I am not here, at this moment, to write a review of The Courage To Be, but rather I mention it here to entice you and to illustrate a point in a broader discussion. We are living in a new age of anxiety. A post-modern, presentist age where online algorithms push twenty-four hour news cycles and cultural binary gamification; it’s “fear of the other” and “what’s new” distractions, it’s mind games in the cyberspace pews of the Cult of Now. We are hooked to our digital devices, on a morphine drip of questionable (but rarely questioned) information. Passive receivers brainwashed into “true” believers, all fooled into the belief that we are thinking our own thoughts, forming our own opinions, mixing our own unique kool-aid. Instead, we have fallen victim to groupthink, to a narrowing of the cultural conversation, a limiting of the range of possibilities and an under-estimation of our human potential. But we are plugged in! We are in the know! We are in the Now! We are artificially intelligent.

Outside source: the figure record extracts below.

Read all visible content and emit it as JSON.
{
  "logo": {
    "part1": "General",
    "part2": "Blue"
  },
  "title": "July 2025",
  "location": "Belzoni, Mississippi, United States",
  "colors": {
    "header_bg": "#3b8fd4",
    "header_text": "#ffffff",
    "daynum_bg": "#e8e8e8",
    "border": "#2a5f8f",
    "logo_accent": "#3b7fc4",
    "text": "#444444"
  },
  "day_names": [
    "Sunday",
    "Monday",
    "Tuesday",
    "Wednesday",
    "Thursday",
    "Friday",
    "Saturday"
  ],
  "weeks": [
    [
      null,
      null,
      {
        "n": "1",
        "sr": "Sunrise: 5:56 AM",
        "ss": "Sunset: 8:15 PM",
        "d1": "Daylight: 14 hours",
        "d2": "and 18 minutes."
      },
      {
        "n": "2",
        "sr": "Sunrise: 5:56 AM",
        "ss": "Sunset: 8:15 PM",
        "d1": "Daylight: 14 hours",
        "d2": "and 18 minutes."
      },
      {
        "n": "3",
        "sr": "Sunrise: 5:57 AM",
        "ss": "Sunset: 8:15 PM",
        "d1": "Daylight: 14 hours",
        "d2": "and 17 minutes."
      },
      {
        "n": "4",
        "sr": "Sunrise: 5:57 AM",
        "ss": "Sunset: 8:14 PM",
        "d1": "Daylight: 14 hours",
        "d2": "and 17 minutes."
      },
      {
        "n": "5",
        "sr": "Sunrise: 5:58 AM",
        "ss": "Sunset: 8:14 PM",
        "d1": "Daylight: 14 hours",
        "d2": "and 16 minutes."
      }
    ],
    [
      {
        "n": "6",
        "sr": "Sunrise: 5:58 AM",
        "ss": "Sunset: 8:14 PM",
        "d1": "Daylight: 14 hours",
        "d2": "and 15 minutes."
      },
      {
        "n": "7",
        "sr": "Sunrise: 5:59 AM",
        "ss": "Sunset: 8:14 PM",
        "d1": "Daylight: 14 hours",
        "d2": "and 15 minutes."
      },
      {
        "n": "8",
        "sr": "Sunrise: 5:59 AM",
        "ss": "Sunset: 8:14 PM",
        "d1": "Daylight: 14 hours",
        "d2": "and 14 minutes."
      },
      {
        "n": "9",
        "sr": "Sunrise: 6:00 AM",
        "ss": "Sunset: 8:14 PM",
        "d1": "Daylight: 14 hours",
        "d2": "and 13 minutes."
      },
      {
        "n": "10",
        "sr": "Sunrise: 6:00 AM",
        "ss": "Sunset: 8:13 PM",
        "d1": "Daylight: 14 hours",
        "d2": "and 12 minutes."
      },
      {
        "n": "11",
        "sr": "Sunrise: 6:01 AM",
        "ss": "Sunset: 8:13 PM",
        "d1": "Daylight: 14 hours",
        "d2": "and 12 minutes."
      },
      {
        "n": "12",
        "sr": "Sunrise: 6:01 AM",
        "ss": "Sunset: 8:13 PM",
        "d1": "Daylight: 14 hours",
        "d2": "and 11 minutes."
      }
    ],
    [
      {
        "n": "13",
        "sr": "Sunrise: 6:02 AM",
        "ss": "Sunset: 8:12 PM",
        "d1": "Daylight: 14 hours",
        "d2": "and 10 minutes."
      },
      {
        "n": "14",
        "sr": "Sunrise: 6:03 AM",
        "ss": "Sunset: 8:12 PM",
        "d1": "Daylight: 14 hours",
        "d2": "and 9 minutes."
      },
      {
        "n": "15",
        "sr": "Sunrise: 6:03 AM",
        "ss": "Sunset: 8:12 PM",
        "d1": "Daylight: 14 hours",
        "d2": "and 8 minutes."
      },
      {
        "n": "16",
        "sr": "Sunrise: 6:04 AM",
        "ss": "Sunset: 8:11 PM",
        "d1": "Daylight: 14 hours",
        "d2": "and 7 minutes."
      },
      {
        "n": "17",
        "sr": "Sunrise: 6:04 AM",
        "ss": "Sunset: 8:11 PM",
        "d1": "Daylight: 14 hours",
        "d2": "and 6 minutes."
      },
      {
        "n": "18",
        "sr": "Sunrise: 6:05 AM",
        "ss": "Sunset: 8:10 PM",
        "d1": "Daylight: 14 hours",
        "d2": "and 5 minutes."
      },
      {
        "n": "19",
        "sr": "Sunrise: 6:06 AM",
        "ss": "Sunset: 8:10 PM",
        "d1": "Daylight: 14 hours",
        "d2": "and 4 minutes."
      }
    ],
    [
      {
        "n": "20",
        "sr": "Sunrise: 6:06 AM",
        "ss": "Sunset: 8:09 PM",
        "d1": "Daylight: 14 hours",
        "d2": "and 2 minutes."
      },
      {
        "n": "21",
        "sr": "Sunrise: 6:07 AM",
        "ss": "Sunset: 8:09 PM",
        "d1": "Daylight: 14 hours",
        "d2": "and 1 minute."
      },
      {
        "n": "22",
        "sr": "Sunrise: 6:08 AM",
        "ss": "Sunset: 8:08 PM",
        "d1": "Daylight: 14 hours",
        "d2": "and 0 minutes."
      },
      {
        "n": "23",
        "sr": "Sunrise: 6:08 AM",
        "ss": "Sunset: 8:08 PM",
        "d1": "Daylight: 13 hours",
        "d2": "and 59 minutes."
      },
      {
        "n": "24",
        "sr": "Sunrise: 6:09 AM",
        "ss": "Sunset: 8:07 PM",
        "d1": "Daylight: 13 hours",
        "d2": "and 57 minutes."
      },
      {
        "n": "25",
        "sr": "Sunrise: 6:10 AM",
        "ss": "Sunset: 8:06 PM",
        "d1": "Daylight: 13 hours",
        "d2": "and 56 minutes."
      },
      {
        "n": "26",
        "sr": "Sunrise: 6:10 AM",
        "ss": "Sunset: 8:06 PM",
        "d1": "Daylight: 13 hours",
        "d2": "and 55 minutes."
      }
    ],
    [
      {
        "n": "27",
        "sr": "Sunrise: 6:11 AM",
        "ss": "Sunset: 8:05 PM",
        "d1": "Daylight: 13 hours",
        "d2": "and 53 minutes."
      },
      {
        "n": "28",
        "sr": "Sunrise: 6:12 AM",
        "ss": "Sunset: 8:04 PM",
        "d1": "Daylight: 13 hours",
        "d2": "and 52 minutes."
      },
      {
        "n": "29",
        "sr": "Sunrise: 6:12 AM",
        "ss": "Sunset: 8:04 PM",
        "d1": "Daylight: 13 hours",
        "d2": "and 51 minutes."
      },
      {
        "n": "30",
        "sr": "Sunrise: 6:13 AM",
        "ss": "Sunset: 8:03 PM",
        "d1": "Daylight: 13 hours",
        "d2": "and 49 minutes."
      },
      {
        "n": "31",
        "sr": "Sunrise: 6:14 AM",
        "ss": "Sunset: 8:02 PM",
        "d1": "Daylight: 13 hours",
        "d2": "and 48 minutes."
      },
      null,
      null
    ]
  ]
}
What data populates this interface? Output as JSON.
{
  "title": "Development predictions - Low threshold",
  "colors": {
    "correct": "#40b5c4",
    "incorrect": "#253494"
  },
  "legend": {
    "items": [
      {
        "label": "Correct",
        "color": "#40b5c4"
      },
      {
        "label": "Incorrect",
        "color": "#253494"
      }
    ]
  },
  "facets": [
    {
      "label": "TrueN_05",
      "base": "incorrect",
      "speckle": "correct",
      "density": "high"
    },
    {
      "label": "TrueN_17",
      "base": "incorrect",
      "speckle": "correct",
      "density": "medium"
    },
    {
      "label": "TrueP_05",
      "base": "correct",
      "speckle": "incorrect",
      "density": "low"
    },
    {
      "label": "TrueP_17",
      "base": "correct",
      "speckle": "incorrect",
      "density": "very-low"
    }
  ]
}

Our mistake is that we have narrowed the focal point on our cultural lens to such a degree that we can not see the forest for the trees, as the old saying goes. We are under the strange and myopic impression that the human story that we are all partaking in is a Netflix series that just came out last week, and which we can binge watch while laying in bed and scrolling through our instagram, instead of what it actually is: a huge, intimidating, sprawling sacred book full of intertwining  stories and layers of meaning, hidden truths, strange parables, paradox and supernatural wonders. That is our story. The world that we are now living in wasn’t born yesterday. If we want to understand it, if we want to be equipped to deal with it, then we have to be willing to go back to the beginning and read the sacred texts of the ancient world, the philosophies and mythologies of the Greeks, the Torah of the Hebrews, the New Testament, The Bhagavad-Gita, the Diamond Sutra. We have to follow the line through the middle ages and the mystics and alchemists and esotericists. We have to read Shakespeare and Dante and Kempis and Darwin and Spinoza and William Blake. We would do well to engage with Walt Whitman and Dorothy Day and E.E. Cummings and Teresa of Avila and Flannery O’Conner and Adorno and Jacques Ellul and Guy Debord and Aldous Huxley. Read Twain and Emerson and Baldwin and Eldridge Cleaver if you want to learn something about America. Read. Don’t listen to the audio book. In a time of mass confusion and mass distraction, we need to have the courage to unplug from the machine, the courage to broaden our view, the courage to explore the breadth of the human experience, the courage to read.